Apa boleh buat, meski modernisasi terus mempercantik wajahnya, kondisi lingkungan ibukota sudah terlanjur payah. Saat puncak musim hujan datang, yang bisa dilakukan hanya menyuruh air mengantri masuk ke dalam tanah, layaknya mengabsen anak sekolah.
Alhasil, selama puncak musim hujan, ibukota untuk sejenak berganti nama menjadi "Terendam". Bukan, ini bukan kota tetangga Amsterdam, Rotterdam, atau Volendam di Negeri Oranye sana.
Usai banjir besar reda, hanya ada sedikit waktu jeda, sebelum bahaya ketiga datang dalam wujud pagebluk. Pagebluk ini melumpuhkan dunia, dan membuat semua jadi kacau. Beruntung, saat itu aku kehabisan tiket kereta lebaran. Pagebluk ini memaksa semua orang hidup dalam karantina.
Di sini, "Vivere Pericoloso" kembali menjadi satu keputusan. Di saat aku diminta pulang ke Kota Klasik, aku memilih bertahan. Bukan karena ingin gagah-gagahan, tapi karena inilah pilihan paling masuk akal.
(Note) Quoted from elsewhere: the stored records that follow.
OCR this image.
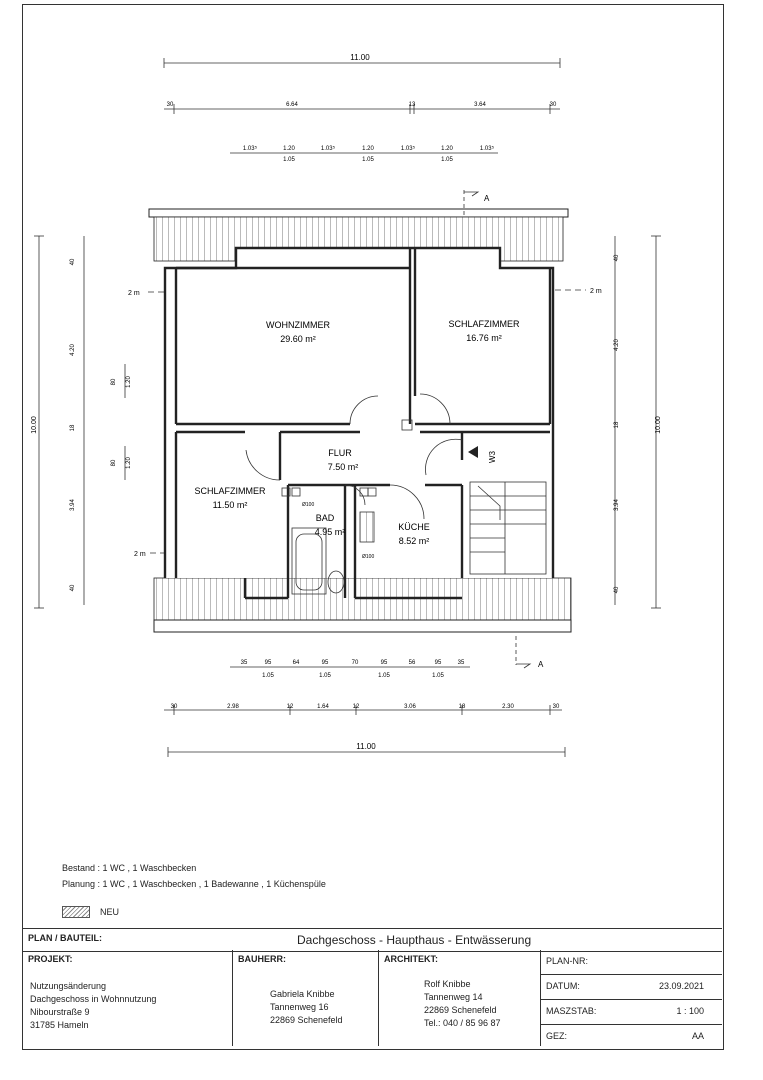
11.00
30	6.64	13	3.64	30
1.03⁵	1.20	1.03⁵	1.20	1.03⁵	1.20	1.03⁵
1.05	1.05	1.05
A
10.00
4.20
18
3.94
40
40
1.20
80
1.20
80
10.00
4.20
18
3.94
40
40
2 m	2 m
2 m
Ø100
Ø100
WOHNZIMMER
29.60 m²
SCHLAFZIMMER
16.76 m²
FLUR
7.50 m²
SCHLAFZIMMER
11.50 m²
BAD
4.95 m²	KÜCHE
8.52 m²
W3
35	95	64	95	70	95	56	95	35
1.05	1.05	1.05	1.05
30	2.98	12	1.64	12	3.06	18	2.30	30
11.00
A
Bestand : 1 WC , 1 Waschbecken
Planung : 1 WC , 1 Waschbecken , 1 Badewanne , 1 Küchenspüle
NEU
PLAN / BAUTEIL:	Dachgeschoss - Haupthaus - Entwässerung
PROJEKT:
Nutzungsänderung
Dachgeschoss in Wohnnutzung
Nibourstraße 9
31785 Hameln
BAUHERR:
Gabriela Knibbe
Tannenweg 16
22869 Schenefeld
ARCHITEKT:
Rolf Knibbe
Tannenweg 14
22869 Schenefeld
Tel.: 040 / 85 96 87
PLAN-NR:
DATUM:	23.09.2021
MASZSTAB:	1 : 100
GEZ:	AA
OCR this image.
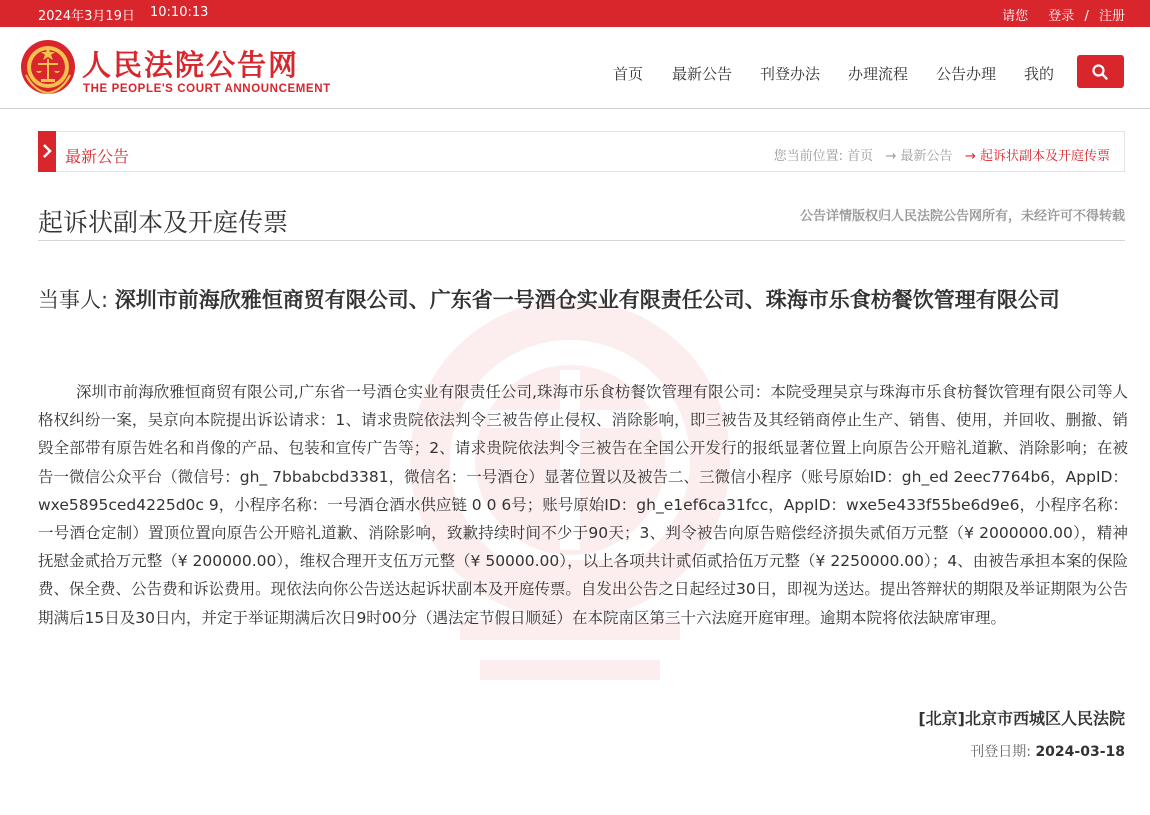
2024年3月19日 10:10:13	请您 登录 / 注册
人民法院公告网
THE PEOPLE'S COURT ANNOUNCEMENT
首页 最新公告 刊登办法 办理流程 公告办理 我的
最新公告	您当前位置: 首页 → 最新公告 → 起诉状副本及开庭传票
起诉状副本及开庭传票	公告详情版权归人民法院公告网所有，未经许可不得转载
当事人: 深圳市前海欣雅恒商贸有限公司、广东省一号酒仓实业有限责任公司、珠海市乐食枋餐饮管理有限公司
深圳市前海欣雅恒商贸有限公司,广东省一号酒仓实业有限责任公司,珠海市乐食枋餐饮管理有限公司：本院受理吴京与珠海市乐食枋餐饮管理有限公司等人格权纠纷一案，吴京向本院提出诉讼请求：1、请求贵院依法判令三被告停止侵权、消除影响，即三被告及其经销商停止生产、销售、使用，并回收、删撤、销毁全部带有原告姓名和肖像的产品、包装和宣传广告等；2、请求贵院依法判令三被告在全国公开发行的报纸显著位置上向原告公开赔礼道歉、消除影响；在被告一微信公众平台（微信号：gh_ 7bbabcbd3381，微信名：一号酒仓）显著位置以及被告二、三微信小程序（账号原始ID：gh_ed 2eec7764b6，AppID：wxe5895ced4225d0c 9，小程序名称：一号酒仓酒水供应链 0 0 6号；账号原始ID：gh_e1ef6ca31fcc，AppID：wxe5e433f55be6d9e6，小程序名称：一号酒仓定制）置顶位置向原告公开赔礼道歉、消除影响，致歉持续时间不少于90天；3、判令被告向原告赔偿经济损失贰佰万元整（¥ 2000000.00），精神抚慰金贰拾万元整（¥ 200000.00），维权合理开支伍万元整（¥ 50000.00），以上各项共计贰佰贰拾伍万元整（¥ 2250000.00）；4、由被告承担本案的保险费、保全费、公告费和诉讼费用。现依法向你公告送达起诉状副本及开庭传票。自发出公告之日起经过30日，即视为送达。提出答辩状的期限及举证期限为公告期满后15日及30日内，并定于举证期满后次日9时00分（遇法定节假日顺延）在本院南区第三十六法庭开庭审理。逾期本院将依法缺席审理。
[北京]北京市西城区人民法院
刊登日期: 2024-03-18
Saat bahaya membatasi semuanya, diam dan bertahan adalah cara menyerang terbaik, sekalipun dilakukan di zona merah menyala.
Sekali lagi, ini bukan keputusan populer, terutama buat mereka yang ingin mencoba lari dari kenyataan. Benar, aku harus rela mendapat gaji yang tersunat. Tak ada kiriman uang dari orang tua, karena aku bukan lagi  bocah balita. Pulang? Kelak, itu hanya akan menuai banyak masalah.